Leader of Opposition in Gujarat Legislative Assembly
- In office 6 January 2018 – 4 December 2021
- Preceded by: Mohan Rathwa
- Succeeded by: Sukhram Rathva

Member of Gujarat Legislative Assembly for Amreli
- In office 20 December 2012 – 2022
- Preceded by: Dileepbhai Sanghani

Member of Gujarat Legislative Assembly for Amreli
- In office 2002–2007
- Succeeded by: Dileepbhai Sanghani

Personal details
- Born: Paresh Kumar Dhiraj Lal Dhanani 15 August 1976 (age 49) Amreli, Gujarat, India
- Party: INC
- Spouse: VarshaBen
- Children: 2 daughters (Sanskruti, Pranali)
- Occupation: Politician, farmer

= Paresh Dhanani =

Indian politician

Paresh Kumar Dhiraj Lal Dhanani is an Indian politician from Gujarat associated with the Indian National Congress.

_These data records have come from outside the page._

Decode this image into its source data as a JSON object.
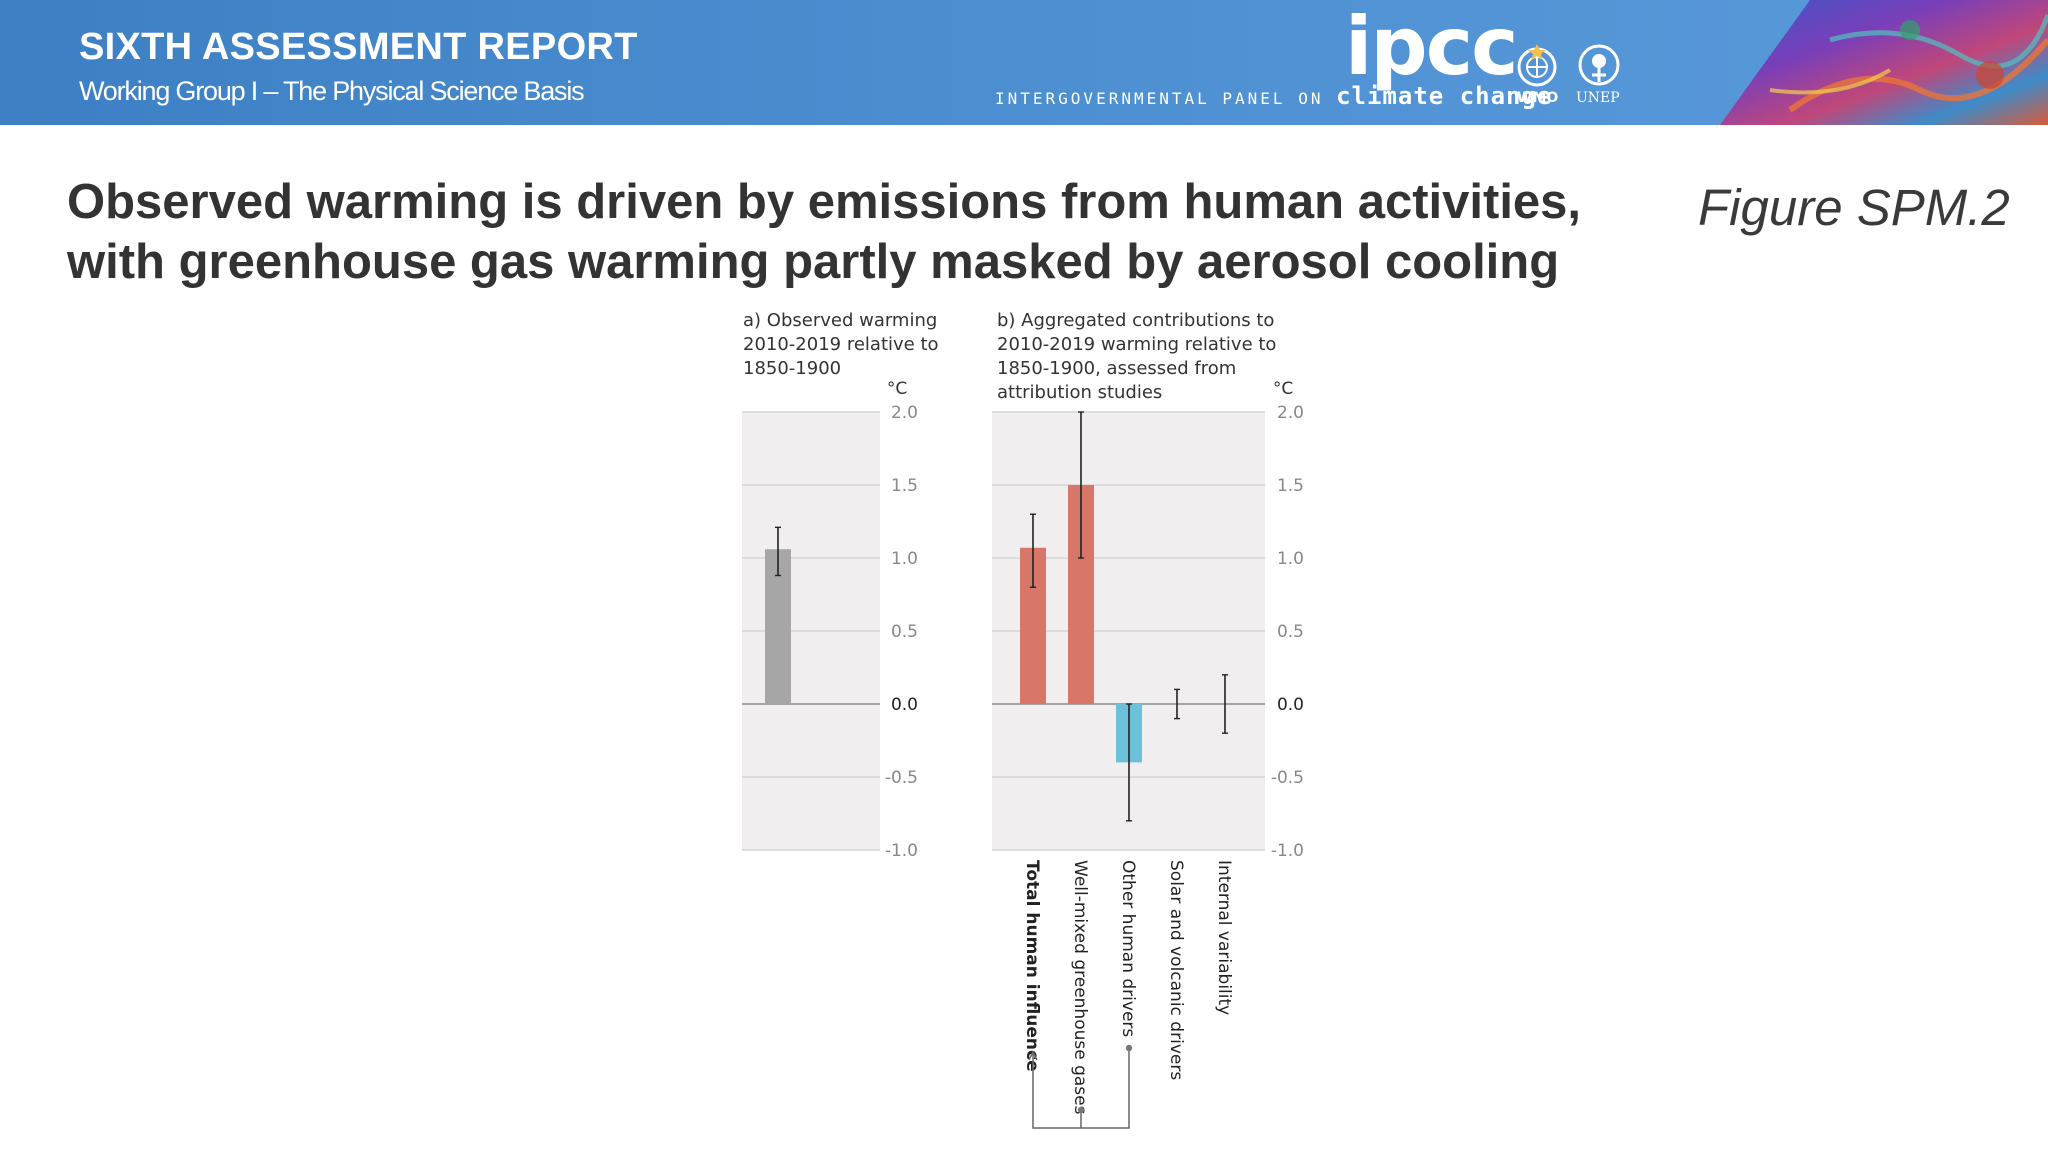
{
  "header": {
    "report_title": "SIXTH ASSESSMENT REPORT",
    "report_subtitle": "Working Group I – The Physical Science Basis",
    "logo_text": "ipcc",
    "org_name_prefix": "INTERGOVERNMENTAL PANEL ON",
    "org_name_suffix": "climate change",
    "partners": [
      {
        "label": "WMO",
        "icon": "wmo-emblem-icon"
      },
      {
        "label": "UNEP",
        "icon": "unep-emblem-icon"
      }
    ],
    "colors": {
      "banner": "#4b8ed0",
      "text": "#ffffff"
    }
  },
  "slide": {
    "title_line1": "Observed warming is driven by emissions from human activities,",
    "title_line2": "with greenhouse gas warming partly masked by aerosol cooling",
    "figure_ref": "Figure SPM.2"
  },
  "chart_data": [
    {
      "type": "bar",
      "title_lines": [
        "a) Observed warming",
        "2010-2019 relative to",
        "1850-1900"
      ],
      "unit": "°C",
      "ylim": [
        -1.0,
        2.0
      ],
      "yticks": [
        "2.0",
        "1.5",
        "1.0",
        "0.5",
        "0.0",
        "-0.5",
        "-1.0"
      ],
      "grid": true,
      "categories": [
        ""
      ],
      "values": [
        1.06
      ],
      "error_low": [
        0.88
      ],
      "error_high": [
        1.21
      ],
      "colors": [
        "#a6a6a6"
      ]
    },
    {
      "type": "bar",
      "title_lines": [
        "b) Aggregated contributions to",
        "2010-2019 warming relative to",
        "1850-1900, assessed from",
        "attribution studies"
      ],
      "unit": "°C",
      "ylim": [
        -1.0,
        2.0
      ],
      "yticks": [
        "2.0",
        "1.5",
        "1.0",
        "0.5",
        "0.0",
        "-0.5",
        "-1.0"
      ],
      "grid": true,
      "categories": [
        "Total human influence",
        "Well-mixed greenhouse gases",
        "Other human drivers",
        "Solar and volcanic drivers",
        "Internal variability"
      ],
      "values": [
        1.07,
        1.5,
        -0.4,
        0.0,
        0.0
      ],
      "error_low": [
        0.8,
        1.0,
        -0.8,
        -0.1,
        -0.2
      ],
      "error_high": [
        1.3,
        2.0,
        0.0,
        0.1,
        0.2
      ],
      "colors": [
        "#d9766a",
        "#d9766a",
        "#6cc0da",
        "#d9766a",
        "#d9766a"
      ],
      "grouping_note": "Total human influence = Well-mixed greenhouse gases + Other human drivers"
    }
  ]
}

He is the former leader of opposition in the Gujarat Legislative Assembly. First time he was elected as an MLA from Amreli in 2002 against Purushottam Khodabhai Madhabhai Rupala. He earlier represented Amreli from 2002 to 2007.

He completed B. Com. from Saurashtra University in April 2000.